I don’t have a good understanding of how available_node_types is supposed to work, when you have more than one.
I want to use spot instances as much as possible, but for ray cluster to use up to a certain number of non-spot instances as a fallback, in case the desired # of spot instances is not available. So, I created 2 node types in the available_node_types list.
The problem is that the cluster manager never tries to launch any non-spot instances. Instead it retries launching spot instances, which typically does not succeed.
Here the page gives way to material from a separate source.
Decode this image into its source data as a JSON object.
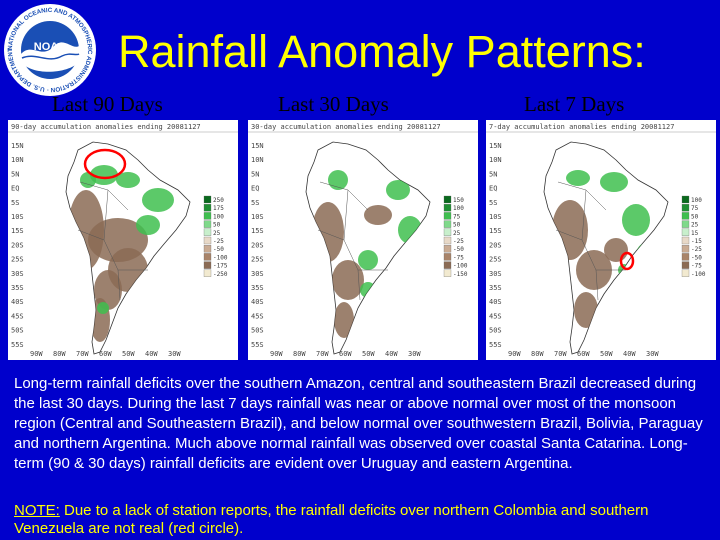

Here is a a stripped down snippet from my yaml file
available_node_types:
ray.head.default:
# omitting this because it works fine
ray.worker.nonspot_256:
# big non-spot instances, in case we can't get enough spot instances
min_workers: 0
max_workers: 8 # limiting these because they're expensive
resources: {"object_store_memory": 100000000}
node_config:
InstanceType: x2iedn.2xlarge # 256 GB ram
# omitting aws details which should not be relevant
ray.worker.spot_256:
min_workers: 0
max_workers: 14 # usually can't get more than this many x2iedn.2xlarge instances
resources: {"object_store_memory": 100000000}
node_config:
InstanceType: x2iedn.2xlarge # 256 GB ram
InstanceMarketOptions:
MarketType: spot